RESEARCH SUPPORT, U.S. GOV'T, P.H.S.
Hepatic gluconeogenesis and Krebs cycle fluxes in a CCl4 model of acute liver failure.
NMR in Biomedicine 2002 Februrary
Acute liver failure was induced in rats by CCl4 administration and its effects on the hepatic Krebs cycle and gluconeogenic fluxes were evaluated in situ by 13C NMR isotopomer analysis of hepatic glucose following infusion of [U-13C]propionate. In fed animals, CCl4 injury caused a significant increase in relative gluconeogenic flux from 0.80+/-0.10 to 1.34 +/-0.24 times the flux through citrate synthase (p<0.01).
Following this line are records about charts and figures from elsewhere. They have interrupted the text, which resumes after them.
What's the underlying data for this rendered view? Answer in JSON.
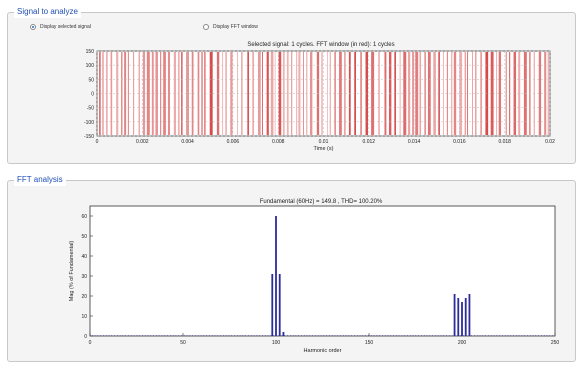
{
  "signal_panel": {
    "title": "Signal to analyze",
    "radio_display_selected": "Display selected signal",
    "radio_display_fft": "Display FFT window",
    "plot_title": "Selected signal: 1 cycles. FFT window (in red): 1 cycles"
  },
  "fft_panel": {
    "title": "FFT analysis",
    "plot_title": "Fundamental (60Hz) = 149.8 , THD= 100.20%"
  },
  "chart_data": [
    {
      "type": "line",
      "title": "Selected signal: 1 cycles. FFT window (in red): 1 cycles",
      "xlabel": "Time (s)",
      "ylabel": "",
      "xlim": [
        0,
        0.02
      ],
      "ylim": [
        -150,
        150
      ],
      "xticks": [
        0,
        0.002,
        0.004,
        0.006,
        0.008,
        0.01,
        0.012,
        0.014,
        0.016,
        0.018,
        0.02
      ],
      "xtick_labels": [
        "0",
        "0.002",
        "0.004",
        "0.006",
        "0.008",
        "0.01",
        "0.012",
        "0.014",
        "0.016",
        "0.018",
        "0.02"
      ],
      "yticks": [
        -150,
        -100,
        -50,
        0,
        50,
        100,
        150
      ],
      "ytick_labels": [
        "-150",
        "-100",
        "-50",
        "0",
        "50",
        "100",
        "150"
      ],
      "grid": true,
      "series": [
        {
          "color": "#d23a3a",
          "description": "dense switching pulses"
        }
      ]
    },
    {
      "type": "bar",
      "title": "Fundamental (60Hz) = 149.8 , THD= 100.20%",
      "xlabel": "Harmonic order",
      "ylabel": "Mag (% of Fundamental)",
      "xlim": [
        0,
        250
      ],
      "ylim": [
        0,
        65
      ],
      "xticks": [
        0,
        50,
        100,
        150,
        200,
        250
      ],
      "xtick_labels": [
        "0",
        "50",
        "100",
        "150",
        "200",
        "250"
      ],
      "yticks": [
        0,
        10,
        20,
        30,
        40,
        50,
        60
      ],
      "ytick_labels": [
        "0",
        "10",
        "20",
        "30",
        "40",
        "50",
        "60"
      ],
      "grid": false,
      "x": [
        98,
        100,
        102,
        104,
        196,
        198,
        200,
        202,
        204
      ],
      "values": [
        31,
        60,
        31,
        2,
        21,
        19,
        17,
        19,
        21
      ],
      "color": "#2c2c9c"
    }
  ]
}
In 24-h fasted animals, CCl4-injury also significantly increased relative gluconeogenic flux from 1.36+/-0.16 to 1.80+/-0.22 times the flux through citrate synthase (p<0.01). Recycling of PEP via pyruvate and oxaloacetate was extensive under all conditions and was not significantly altered by CCl4 injury. CCl4 injury significantly reduced hepatic glucose output by 26% (42.8+/-7.3 vs 58.1+/-2.4 micromol/kg/min, p=0.005), which was attributed to a 26% decrease in absolute gluconeogenic flux from PEP (85.6+/-14.6 vs 116+/-4.8 micromol/kg/min, p<0.01). These changes were accompanied by a 47% reduction in absolute citrate synthase flux (90.6+/-8.0 to 47.6+/-8.0 micromol/kg/min, p<0.005), indicating that oxidative Krebs cycle flux was more susceptible to CCl4 injury. The reduction in absolute fluxes indicate a significant loss of hepatic metabolic capacity, while the significant increases in relative gluconeogenic fluxes suggest a reorganization of metabolic activity towards preserving hepatic glucose output.